Of course, this is sticker price we are discussing and not net price, as some critics will surely argue. If it was the latter, one had better have a psychologist on hand with the pulmonary surgeon to play that game. Net prices are very pliable and depend on many factors to determine what is real for everyone. They are an important and useful tool, but gross sticker price is better for some level of analysis, even when we know there are grants and loans, including the ever important institutional aid, that impact the true cost of attending college. So I remain guilty and unapologetic for these limitations.

What do these data mean in the end? Not good, to be sure. And every year I calculate these data the message will remain largely the same because the system is not changing and may not change by the time we get into the 2030s. The problem is that we are utilizing an expensive, outmoded system of education to educate a broader spectrum of society, at a time when both the economy is down and states are relinquishing their responsibility to their citizens. The formula is for economic disaster in a private and public scale.

I have never been a fan of free tuition, because that tends to be awfully regressive public policy that favors the affluent. However, if higher education is so critically important to this nation as our policymakers, policy wonks, researchers, business and industry experts, and educators say it is, why are we forcing people to empty their retirement funds to pay for their child’s higher education? Why are we forcing students to take on incredible debt burdens to help pay for their college (I say “help,” because they have already paid through other means for much of the non-borrowed sum)? Because higher education is a state concern in the US and a provincial one in Canada, it is difficult to come up with federal policy that could help redefine the system of accessibility and affordability. Some states (e.g., Oregon) have talked about creating a low-cost or even free system, but the discussion gets mired in issues of upfront costs (if you make college free, where does the immediate funding come before future-to-be-taxpayers help make up the difference) and the worry of brain drain (e.g., students living in Oregon get free tuition but then move to Washington state). If policy could be created on a national level, these issues would be somewhat ameliorated.

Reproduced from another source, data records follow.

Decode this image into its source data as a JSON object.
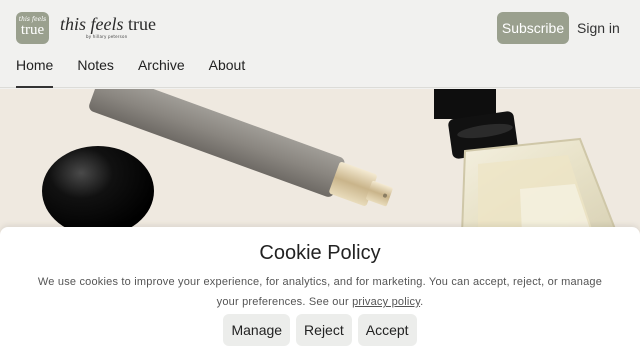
{
  "header": {
    "logo_small": "this feels",
    "logo_big": "true",
    "brand_italic": "this feels",
    "brand_regular": "true",
    "byline": "by hillary peterson",
    "subscribe_label": "Subscribe",
    "signin_label": "Sign in"
  },
  "nav": {
    "items": [
      {
        "label": "Home",
        "active": true
      },
      {
        "label": "Notes",
        "active": false
      },
      {
        "label": "Archive",
        "active": false
      },
      {
        "label": "About",
        "active": false
      }
    ]
  },
  "cookie": {
    "title": "Cookie Policy",
    "text_before": "We use cookies to improve your experience, for analytics, and for marketing. You can accept, reject, or manage your preferences. See our",
    "link": "privacy policy",
    "text_after": ".",
    "buttons": {
      "manage": "Manage",
      "reject": "Reject",
      "accept": "Accept"
    }
  },
  "colors": {
    "accent": "#9aa08e",
    "background": "#f1f1ef"
  }
}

Until we find some future solutions, whether in efficiencies, changes in the length of degree (see Steve Trachtenberg’s piece on this), or changes in our credential requirements (e.g., short term certificates and competency-based badges), the chart will remain about the same. The only changes will come from either the items I just mentioned, or because of some massive change in legislation or a critical change at the global, economic level. That’s it.

While we herald colleges and universities for helping keep prices down over the past few years, we know they would raise tuition and fee charges higher if they could. The incentive for keeping prices in lock is insignificant. Everyone wants a little more. It’s the nature of the beast.